Almost 90 percent of cities and municipalities in the country have been reached by financial services as of last year, the central bank said, citing its progress in financial inclusion.
“We are proud to say that by the end of 2016, close to 90 percent of municipalities and cities in the Philippines already have some form of access to financial services,” outgoing Bangko Sentral ng Pilipinas (BSP) Governor Amando Tetangco Jr. said in a speech delivered by Monetary Board member Valentin Araneta during the opening ceremony of the 28th East Asian Seminar on Economics in Pasay City on Thursday.
Tetangco said persistent inequality has spurred the central bank’s continuing desire and efforts to promote financial inclusion.
“To help alleviate poverty in the country, we have put in place a solid regulatory framework that facilitates access to credit and other financial services for the unbanked while ensuring the stability of the financial system as a whole,” he said.
Improving access to payments facilities and formal credit lines could make a positive difference in people’s lives, especially the poor.
“Research findings have bolstered the emerging consensus that greater financial inclusion generally contributes to achieving inclusive and durable growth and to promote financial stability. All of these insights strengthen the BSP conviction that our financial inclusion initiatives are a worthwhile endeavor allowing us to deliver on our mission to help bring about a higher quality of life for all Filipinos,” he said.

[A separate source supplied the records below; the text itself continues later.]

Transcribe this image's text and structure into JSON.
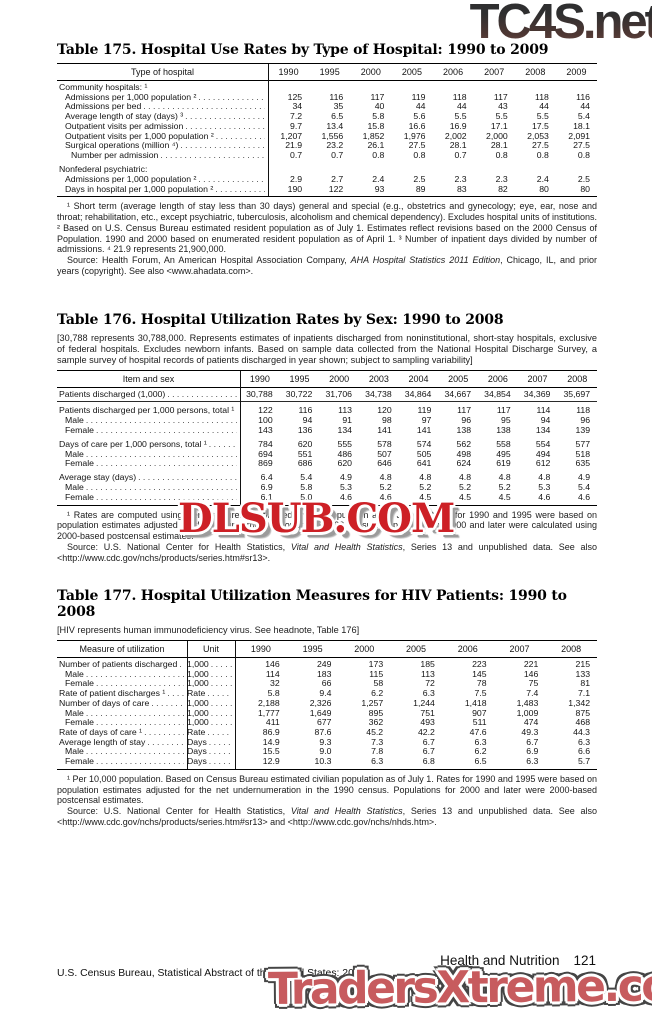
{
  "watermarks": {
    "top": "TC4S.net",
    "middle": "DLSUB.COM",
    "bottom": "TradersXtreme.com",
    "red": "#cd2026",
    "salmon": "#c75b5e"
  },
  "page": {
    "footer_section": "Health and Nutrition",
    "footer_page": "121",
    "footer_left": "U.S. Census Bureau, Statistical Abstract of the United States: 2012"
  },
  "tables": [
    {
      "title": "Table 175. Hospital Use Rates by Type of Hospital: 1990 to 2009",
      "col_header": "Type of hospital",
      "years": [
        "1990",
        "1995",
        "2000",
        "2005",
        "2006",
        "2007",
        "2008",
        "2009"
      ],
      "rows": [
        {
          "label": "Community hospitals: ¹"
        },
        {
          "label": "Admissions per 1,000 population ²",
          "indent": 1,
          "values": [
            "125",
            "116",
            "117",
            "119",
            "118",
            "117",
            "118",
            "116"
          ]
        },
        {
          "label": "Admissions per bed",
          "indent": 1,
          "values": [
            "34",
            "35",
            "40",
            "44",
            "44",
            "43",
            "44",
            "44"
          ]
        },
        {
          "label": "Average length of stay (days) ³",
          "indent": 1,
          "values": [
            "7.2",
            "6.5",
            "5.8",
            "5.6",
            "5.5",
            "5.5",
            "5.5",
            "5.4"
          ]
        },
        {
          "label": "Outpatient visits per admission",
          "indent": 1,
          "values": [
            "9.7",
            "13.4",
            "15.8",
            "16.6",
            "16.9",
            "17.1",
            "17.5",
            "18.1"
          ]
        },
        {
          "label": "Outpatient visits per 1,000 population ²",
          "indent": 1,
          "values": [
            "1,207",
            "1,556",
            "1,852",
            "1,976",
            "2,002",
            "2,000",
            "2,053",
            "2,091"
          ]
        },
        {
          "label": "Surgical operations (million ⁴)",
          "indent": 1,
          "values": [
            "21.9",
            "23.2",
            "26.1",
            "27.5",
            "28.1",
            "28.1",
            "27.5",
            "27.5"
          ]
        },
        {
          "label": "Number per admission",
          "indent": 2,
          "values": [
            "0.7",
            "0.7",
            "0.8",
            "0.8",
            "0.7",
            "0.8",
            "0.8",
            "0.8"
          ]
        },
        {
          "label": "Nonfederal psychiatric:",
          "space": true
        },
        {
          "label": "Admissions per 1,000 population ²",
          "indent": 1,
          "values": [
            "2.9",
            "2.7",
            "2.4",
            "2.5",
            "2.3",
            "2.3",
            "2.4",
            "2.5"
          ]
        },
        {
          "label": "Days in hospital per 1,000 population ²",
          "indent": 1,
          "values": [
            "190",
            "122",
            "93",
            "89",
            "83",
            "82",
            "80",
            "80"
          ]
        }
      ],
      "footnotes": [
        [
          {
            "t": "¹ Short term (average length of stay less than 30 days) general and special (e.g., obstetrics and gynecology; eye, ear, nose and throat; rehabilitation, etc., except psychiatric, tuberculosis, alcoholism and chemical dependency). Excludes hospital units of institutions. ² Based on U.S. Census Bureau estimated resident population as of July 1. Estimates reflect revisions based on the 2000 Census of Population. 1990 and 2000 based on enumerated resident population as of April 1. ³ Number of inpatient days divided by number of admissions. ⁴ 21.9 represents 21,900,000."
          }
        ],
        [
          {
            "t": "Source: Health Forum, An American Hospital Association Company, "
          },
          {
            "t": "AHA Hospital Statistics 2011 Edition",
            "i": true
          },
          {
            "t": ", Chicago, IL, and prior years (copyright). See also <www.ahadata.com>."
          }
        ]
      ]
    },
    {
      "title": "Table 176. Hospital Utilization Rates by Sex: 1990 to 2008",
      "headnote": "[30,788 represents 30,788,000. Represents estimates of inpatients discharged from noninstitutional, short-stay hospitals, exclusive of federal hospitals. Excludes newborn infants. Based on sample data collected from the National Hospital Discharge Survey, a sample survey of hospital records of patients discharged in year shown; subject to sampling variability]",
      "col_header": "Item and sex",
      "years": [
        "1990",
        "1995",
        "2000",
        "2003",
        "2004",
        "2005",
        "2006",
        "2007",
        "2008"
      ],
      "rows": [
        {
          "label": "Patients discharged (1,000)",
          "values": [
            "30,788",
            "30,722",
            "31,706",
            "34,738",
            "34,864",
            "34,667",
            "34,854",
            "34,369",
            "35,697"
          ],
          "rule": true
        },
        {
          "label": "Patients discharged per 1,000 persons, total ¹",
          "space": true,
          "values": [
            "122",
            "116",
            "113",
            "120",
            "119",
            "117",
            "117",
            "114",
            "118"
          ]
        },
        {
          "label": "Male",
          "indent": 1,
          "values": [
            "100",
            "94",
            "91",
            "98",
            "97",
            "96",
            "95",
            "94",
            "96"
          ]
        },
        {
          "label": "Female",
          "indent": 1,
          "values": [
            "143",
            "136",
            "134",
            "141",
            "141",
            "138",
            "138",
            "134",
            "139"
          ]
        },
        {
          "label": "Days of care per 1,000 persons, total ¹",
          "space": true,
          "values": [
            "784",
            "620",
            "555",
            "578",
            "574",
            "562",
            "558",
            "554",
            "577"
          ]
        },
        {
          "label": "Male",
          "indent": 1,
          "values": [
            "694",
            "551",
            "486",
            "507",
            "505",
            "498",
            "495",
            "494",
            "518"
          ]
        },
        {
          "label": "Female",
          "indent": 1,
          "values": [
            "869",
            "686",
            "620",
            "646",
            "641",
            "624",
            "619",
            "612",
            "635"
          ]
        },
        {
          "label": "Average stay (days)",
          "space": true,
          "values": [
            "6.4",
            "5.4",
            "4.9",
            "4.8",
            "4.8",
            "4.8",
            "4.8",
            "4.8",
            "4.9"
          ]
        },
        {
          "label": "Male",
          "indent": 1,
          "values": [
            "6.9",
            "5.8",
            "5.3",
            "5.2",
            "5.2",
            "5.2",
            "5.2",
            "5.3",
            "5.4"
          ]
        },
        {
          "label": "Female",
          "indent": 1,
          "values": [
            "6.1",
            "5.0",
            "4.6",
            "4.6",
            "4.5",
            "4.5",
            "4.5",
            "4.6",
            "4.6"
          ]
        }
      ],
      "footnotes": [
        [
          {
            "t": "¹ Rates are computed using Census Bureau estimated civilian population as of July 1. Rates for 1990 and 1995 were based on population estimates adjusted for the net undernumeration in the 1990 census. Populations for 2000 and later were calculated using 2000-based postcensal estimates."
          }
        ],
        [
          {
            "t": "Source: U.S. National Center for Health Statistics, "
          },
          {
            "t": "Vital and Health Statistics",
            "i": true
          },
          {
            "t": ", Series 13 and unpublished data. See also <http://www.cdc.gov/nchs/products/series.htm#sr13>."
          }
        ]
      ]
    },
    {
      "title": "Table 177. Hospital Utilization Measures for HIV Patients: 1990 to 2008",
      "headnote": "[HIV represents human immunodeficiency virus. See headnote, Table 176]",
      "col_header": "Measure of utilization",
      "unit_header": "Unit",
      "years": [
        "1990",
        "1995",
        "2000",
        "2005",
        "2006",
        "2007",
        "2008"
      ],
      "rows": [
        {
          "label": "Number of patients discharged",
          "unit": "1,000",
          "values": [
            "146",
            "249",
            "173",
            "185",
            "223",
            "221",
            "215"
          ]
        },
        {
          "label": "Male",
          "indent": 1,
          "unit": "1,000",
          "values": [
            "114",
            "183",
            "115",
            "113",
            "145",
            "146",
            "133"
          ]
        },
        {
          "label": "Female",
          "indent": 1,
          "unit": "1,000",
          "values": [
            "32",
            "66",
            "58",
            "72",
            "78",
            "75",
            "81"
          ]
        },
        {
          "label": "Rate of patient discharges ¹",
          "unit": "Rate",
          "values": [
            "5.8",
            "9.4",
            "6.2",
            "6.3",
            "7.5",
            "7.4",
            "7.1"
          ]
        },
        {
          "label": "Number of days of care",
          "unit": "1,000",
          "values": [
            "2,188",
            "2,326",
            "1,257",
            "1,244",
            "1,418",
            "1,483",
            "1,342"
          ]
        },
        {
          "label": "Male",
          "indent": 1,
          "unit": "1,000",
          "values": [
            "1,777",
            "1,649",
            "895",
            "751",
            "907",
            "1,009",
            "875"
          ]
        },
        {
          "label": "Female",
          "indent": 1,
          "unit": "1,000",
          "values": [
            "411",
            "677",
            "362",
            "493",
            "511",
            "474",
            "468"
          ]
        },
        {
          "label": "Rate of days of care ¹",
          "unit": "Rate",
          "values": [
            "86.9",
            "87.6",
            "45.2",
            "42.2",
            "47.6",
            "49.3",
            "44.3"
          ]
        },
        {
          "label": "Average length of stay",
          "unit": "Days",
          "values": [
            "14.9",
            "9.3",
            "7.3",
            "6.7",
            "6.3",
            "6.7",
            "6.3"
          ]
        },
        {
          "label": "Male",
          "indent": 1,
          "unit": "Days",
          "values": [
            "15.5",
            "9.0",
            "7.8",
            "6.7",
            "6.2",
            "6.9",
            "6.6"
          ]
        },
        {
          "label": "Female",
          "indent": 1,
          "unit": "Days",
          "values": [
            "12.9",
            "10.3",
            "6.3",
            "6.8",
            "6.5",
            "6.3",
            "5.7"
          ]
        }
      ],
      "footnotes": [
        [
          {
            "t": "¹ Per 10,000 population. Based on Census Bureau estimated civilian population as of July 1. Rates for 1990 and 1995 were based on population estimates adjusted for the net undernumeration in the 1990 census. Populations for 2000 and later were 2000-based postcensal estimates."
          }
        ],
        [
          {
            "t": "Source: U.S. National Center for Health Statistics, "
          },
          {
            "t": "Vital and Health Statistics",
            "i": true
          },
          {
            "t": ", Series 13 and unpublished data. See also <http://www.cdc.gov/nchs/products/series.htm#sr13> and <http://www.cdc.gov/nchs/nhds.htm>."
          }
        ]
      ]
    }
  ]
}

In recent years, he said, the Bangko Sentral had allowed the establishment of micro-banking offices (MBOS) and alternative financial service providers in the underserved markets in the country.
Last month, the central bank said it will further liberalize the functionality of MBOs to operate as light branch with more functions beyond microlending.
MBOs provide a specified range of activities and services such as micro-deposits, micro-loans, microinsurance, foreign currency, bills payments, government pay-outs, and e-money conversion.
The BSP plans to allow MBOs to stand alone and encompass the function of opening micro-deposit accounts for small savers.
A micro-deposit account has a required maintaining balance of not more than P100, with an average daily balance not exceeding P40,000. The deposit account does not have dormancy charges.
In its latest report on the state of financial inclusion in the Philippines, the Bangko Sentral said the growing number of MBOs has contributed significantly to better access and use of financial services in the Philippines.
Regular bank branches continue to rise in number but concentrated in Metro Manila. In that sense, MBOs contributed more to financial inclusion by extending the reach of financial services to underserved and unserved areas, it said.
Most MBOs are located in Calabarzon (Cavite, Laguna, Batangas, Rizal and Quezon), Bicol, Western Visayas and Mimaropa (Mindoro, Marinduque, Romblon and Palawan).
“Most municipalities that were previously unbanked are now enjoying access to banking services because of MBOs,” according to the central bank.
As of June 2016—the latest available data—there were 617 MBOs, up 93 percent from 320 as of end-June 2012.
The number of local governments with MBOs grew by 105 percent to 393 in June 2016 from 192 local governments in June 2012. To date, 75 municipalities are being served by MBOs alone.
MBOs increased by 18 percent on average year-on-year, which is faster than the growth of other types of banking offices (4 percent) and automated teller machines (13 percent).